The first image in the book is of the very first iMac. We used the same composition as the launch shot in the 1990s. But we reshot every single product [for the book]. As the project has taken so long we actually had to go back and re-photograph some of earlier products because of how photographic technology had changed and improved.

The images of the later products were superior to the earlier ones, so we had to go back to the beginning to keep that perfect consistency throughout the book. Nasa images are quite extraordinary. We were poring over these one day and noticed an iPod on the dashboard, resting up there. I thought that was so funny – it was both humbling and humorous.
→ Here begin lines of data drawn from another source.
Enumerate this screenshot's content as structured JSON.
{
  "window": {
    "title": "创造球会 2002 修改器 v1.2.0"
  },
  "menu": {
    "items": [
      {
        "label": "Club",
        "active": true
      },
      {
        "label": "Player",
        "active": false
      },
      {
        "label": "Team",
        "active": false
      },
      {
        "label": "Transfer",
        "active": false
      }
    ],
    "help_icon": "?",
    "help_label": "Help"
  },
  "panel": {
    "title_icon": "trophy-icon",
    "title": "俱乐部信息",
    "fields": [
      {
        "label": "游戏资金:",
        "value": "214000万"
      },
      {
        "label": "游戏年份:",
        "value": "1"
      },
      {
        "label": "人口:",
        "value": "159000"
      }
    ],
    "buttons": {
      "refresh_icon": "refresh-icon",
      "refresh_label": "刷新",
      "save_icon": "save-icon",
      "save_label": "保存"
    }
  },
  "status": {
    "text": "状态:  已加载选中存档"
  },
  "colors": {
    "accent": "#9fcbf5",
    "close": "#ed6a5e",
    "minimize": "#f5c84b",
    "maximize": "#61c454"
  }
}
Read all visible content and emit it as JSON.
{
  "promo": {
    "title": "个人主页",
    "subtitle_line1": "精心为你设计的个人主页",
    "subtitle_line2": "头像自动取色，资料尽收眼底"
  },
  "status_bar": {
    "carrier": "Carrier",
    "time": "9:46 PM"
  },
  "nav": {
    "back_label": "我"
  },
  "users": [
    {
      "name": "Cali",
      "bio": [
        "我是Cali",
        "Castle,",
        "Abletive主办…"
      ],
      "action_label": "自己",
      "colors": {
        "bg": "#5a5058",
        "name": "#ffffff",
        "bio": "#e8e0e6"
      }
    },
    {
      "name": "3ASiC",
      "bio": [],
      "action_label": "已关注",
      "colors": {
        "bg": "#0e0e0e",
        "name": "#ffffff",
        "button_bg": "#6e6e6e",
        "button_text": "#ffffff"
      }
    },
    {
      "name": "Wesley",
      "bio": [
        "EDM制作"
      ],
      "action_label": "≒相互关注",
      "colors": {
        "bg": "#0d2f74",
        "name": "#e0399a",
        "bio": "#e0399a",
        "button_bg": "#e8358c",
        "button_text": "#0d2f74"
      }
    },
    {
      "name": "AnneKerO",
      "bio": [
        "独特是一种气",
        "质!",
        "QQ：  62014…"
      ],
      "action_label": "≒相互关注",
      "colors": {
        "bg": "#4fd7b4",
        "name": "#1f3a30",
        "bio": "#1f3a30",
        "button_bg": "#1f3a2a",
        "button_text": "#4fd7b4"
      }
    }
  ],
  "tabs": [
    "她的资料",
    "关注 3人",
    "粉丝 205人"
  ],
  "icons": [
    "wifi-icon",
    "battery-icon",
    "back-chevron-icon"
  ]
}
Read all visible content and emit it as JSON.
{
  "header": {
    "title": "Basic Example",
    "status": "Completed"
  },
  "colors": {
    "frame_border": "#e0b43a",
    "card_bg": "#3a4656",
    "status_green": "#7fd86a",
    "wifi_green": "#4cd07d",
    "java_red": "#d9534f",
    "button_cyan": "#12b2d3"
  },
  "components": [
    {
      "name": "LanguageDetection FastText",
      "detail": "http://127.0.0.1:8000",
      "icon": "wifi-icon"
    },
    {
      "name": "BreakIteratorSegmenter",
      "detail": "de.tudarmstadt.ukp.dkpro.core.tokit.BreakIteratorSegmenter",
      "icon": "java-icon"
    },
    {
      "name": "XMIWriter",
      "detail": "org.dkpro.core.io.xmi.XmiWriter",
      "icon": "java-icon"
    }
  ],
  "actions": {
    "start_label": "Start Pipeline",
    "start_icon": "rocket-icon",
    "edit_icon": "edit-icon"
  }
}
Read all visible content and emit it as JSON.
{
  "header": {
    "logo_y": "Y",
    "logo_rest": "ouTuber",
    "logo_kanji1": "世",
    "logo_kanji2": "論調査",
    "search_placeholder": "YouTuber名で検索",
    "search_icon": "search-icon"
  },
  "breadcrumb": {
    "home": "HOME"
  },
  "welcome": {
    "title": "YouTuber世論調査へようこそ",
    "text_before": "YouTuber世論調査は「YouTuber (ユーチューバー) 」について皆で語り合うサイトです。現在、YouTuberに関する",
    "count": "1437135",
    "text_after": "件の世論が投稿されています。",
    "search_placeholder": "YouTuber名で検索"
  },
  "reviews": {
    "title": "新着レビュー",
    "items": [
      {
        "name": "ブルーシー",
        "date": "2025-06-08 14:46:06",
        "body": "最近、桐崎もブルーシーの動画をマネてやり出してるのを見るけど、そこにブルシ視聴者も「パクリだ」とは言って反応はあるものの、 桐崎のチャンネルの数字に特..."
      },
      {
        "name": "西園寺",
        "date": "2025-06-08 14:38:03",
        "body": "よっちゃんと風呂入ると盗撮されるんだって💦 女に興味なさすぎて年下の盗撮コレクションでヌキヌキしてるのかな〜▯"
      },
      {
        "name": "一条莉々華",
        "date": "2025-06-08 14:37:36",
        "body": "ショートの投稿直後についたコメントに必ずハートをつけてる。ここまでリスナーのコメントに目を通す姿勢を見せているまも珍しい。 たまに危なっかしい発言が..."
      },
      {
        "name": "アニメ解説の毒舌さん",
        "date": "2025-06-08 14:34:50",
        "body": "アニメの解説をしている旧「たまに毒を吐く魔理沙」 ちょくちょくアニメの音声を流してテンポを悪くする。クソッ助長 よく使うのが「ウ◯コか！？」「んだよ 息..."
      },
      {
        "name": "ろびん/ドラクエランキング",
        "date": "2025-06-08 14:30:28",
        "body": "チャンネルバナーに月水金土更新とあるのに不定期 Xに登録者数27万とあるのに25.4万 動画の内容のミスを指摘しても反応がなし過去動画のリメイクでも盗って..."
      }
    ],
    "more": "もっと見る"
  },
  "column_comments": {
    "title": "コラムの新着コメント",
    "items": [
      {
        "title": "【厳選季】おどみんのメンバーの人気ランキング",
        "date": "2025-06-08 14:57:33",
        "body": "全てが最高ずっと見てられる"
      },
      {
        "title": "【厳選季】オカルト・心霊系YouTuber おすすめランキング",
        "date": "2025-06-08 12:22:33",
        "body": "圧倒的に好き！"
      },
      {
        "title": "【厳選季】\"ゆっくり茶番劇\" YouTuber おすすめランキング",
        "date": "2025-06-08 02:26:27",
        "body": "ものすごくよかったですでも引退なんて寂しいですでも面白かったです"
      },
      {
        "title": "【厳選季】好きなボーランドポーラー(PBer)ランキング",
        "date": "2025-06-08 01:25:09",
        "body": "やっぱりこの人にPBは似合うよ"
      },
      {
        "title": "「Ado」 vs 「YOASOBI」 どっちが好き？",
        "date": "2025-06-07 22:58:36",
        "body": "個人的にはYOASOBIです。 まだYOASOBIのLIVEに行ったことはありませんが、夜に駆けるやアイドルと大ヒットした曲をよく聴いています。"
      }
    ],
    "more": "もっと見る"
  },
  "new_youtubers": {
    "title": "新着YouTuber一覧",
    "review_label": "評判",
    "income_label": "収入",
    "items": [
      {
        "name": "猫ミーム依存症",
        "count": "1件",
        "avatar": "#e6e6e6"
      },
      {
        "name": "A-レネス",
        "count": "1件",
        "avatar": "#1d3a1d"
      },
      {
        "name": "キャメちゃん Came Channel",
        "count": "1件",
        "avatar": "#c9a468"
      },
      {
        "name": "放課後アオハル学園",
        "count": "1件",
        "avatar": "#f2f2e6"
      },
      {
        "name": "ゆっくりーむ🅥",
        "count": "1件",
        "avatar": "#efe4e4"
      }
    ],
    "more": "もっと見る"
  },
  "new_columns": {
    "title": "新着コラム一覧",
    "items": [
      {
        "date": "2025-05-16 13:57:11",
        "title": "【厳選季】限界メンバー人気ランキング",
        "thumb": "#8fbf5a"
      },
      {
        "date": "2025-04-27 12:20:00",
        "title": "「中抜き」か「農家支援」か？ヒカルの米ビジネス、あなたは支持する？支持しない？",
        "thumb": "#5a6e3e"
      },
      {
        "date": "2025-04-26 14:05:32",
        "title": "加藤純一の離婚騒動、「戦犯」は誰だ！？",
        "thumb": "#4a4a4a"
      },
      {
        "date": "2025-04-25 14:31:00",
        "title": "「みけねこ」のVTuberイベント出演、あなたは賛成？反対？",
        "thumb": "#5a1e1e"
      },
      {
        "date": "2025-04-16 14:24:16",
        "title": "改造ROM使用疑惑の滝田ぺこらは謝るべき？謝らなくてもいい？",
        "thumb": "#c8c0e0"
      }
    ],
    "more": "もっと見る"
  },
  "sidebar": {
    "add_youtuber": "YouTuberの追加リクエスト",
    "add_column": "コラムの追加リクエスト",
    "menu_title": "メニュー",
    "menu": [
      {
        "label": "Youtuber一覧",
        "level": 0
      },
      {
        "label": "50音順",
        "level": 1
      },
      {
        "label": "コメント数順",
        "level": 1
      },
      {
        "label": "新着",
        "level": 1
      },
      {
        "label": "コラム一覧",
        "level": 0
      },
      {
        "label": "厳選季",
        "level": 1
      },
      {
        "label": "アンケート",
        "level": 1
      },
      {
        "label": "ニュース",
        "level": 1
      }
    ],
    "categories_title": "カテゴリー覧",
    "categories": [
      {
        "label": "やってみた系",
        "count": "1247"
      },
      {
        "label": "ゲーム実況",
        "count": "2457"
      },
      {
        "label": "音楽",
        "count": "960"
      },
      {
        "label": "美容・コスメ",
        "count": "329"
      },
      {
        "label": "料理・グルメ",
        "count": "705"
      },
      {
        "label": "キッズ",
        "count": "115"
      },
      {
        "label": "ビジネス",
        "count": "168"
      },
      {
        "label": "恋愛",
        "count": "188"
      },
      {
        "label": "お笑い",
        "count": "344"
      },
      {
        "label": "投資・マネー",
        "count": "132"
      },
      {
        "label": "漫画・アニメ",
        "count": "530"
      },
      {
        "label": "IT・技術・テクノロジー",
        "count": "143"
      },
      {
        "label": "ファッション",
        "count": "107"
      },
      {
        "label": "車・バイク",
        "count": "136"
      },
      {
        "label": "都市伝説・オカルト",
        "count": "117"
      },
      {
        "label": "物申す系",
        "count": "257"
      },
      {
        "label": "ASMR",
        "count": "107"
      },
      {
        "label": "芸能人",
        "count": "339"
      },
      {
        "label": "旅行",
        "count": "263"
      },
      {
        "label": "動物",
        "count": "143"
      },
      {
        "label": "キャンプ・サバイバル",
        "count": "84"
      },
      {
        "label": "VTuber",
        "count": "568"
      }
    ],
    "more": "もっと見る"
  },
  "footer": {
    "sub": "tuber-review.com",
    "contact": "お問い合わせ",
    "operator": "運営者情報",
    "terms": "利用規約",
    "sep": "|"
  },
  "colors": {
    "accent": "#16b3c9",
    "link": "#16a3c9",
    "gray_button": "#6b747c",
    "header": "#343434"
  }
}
Wallpaper’s Chambers describes “Designed by Apple in California” as “a quiet and elegant work, a high-quality piece of book design, typography and production” that’s “a paean to good, useful design and manufacturing.”

“It is a book with very few words,” Ive wrote in the book’s foreword.

“It is about our products, their physical nature and how they were made.’ The pages that follow trace two stratospheric decades of product design with the effortlessness that’s become synonymous with the company,” he continued.

“Designed by Apple in California” is being sent to all the major design colleges in the world. Ive says they’re keen to get it into the hands of young people who are studying design disciplines. “It’s very important that it’s an educational resource as well,“ he said.

The book will be available starting Wednesday, November 16, in both small $199 edition (10.20″ x 12.75″) and the larger (13″ x 16.25″) variant, costing $299. You can purchase it from in Australia, France, Germany, Hong Kong, Japan, Korea, Taiwan, the United Kingdom and the United States.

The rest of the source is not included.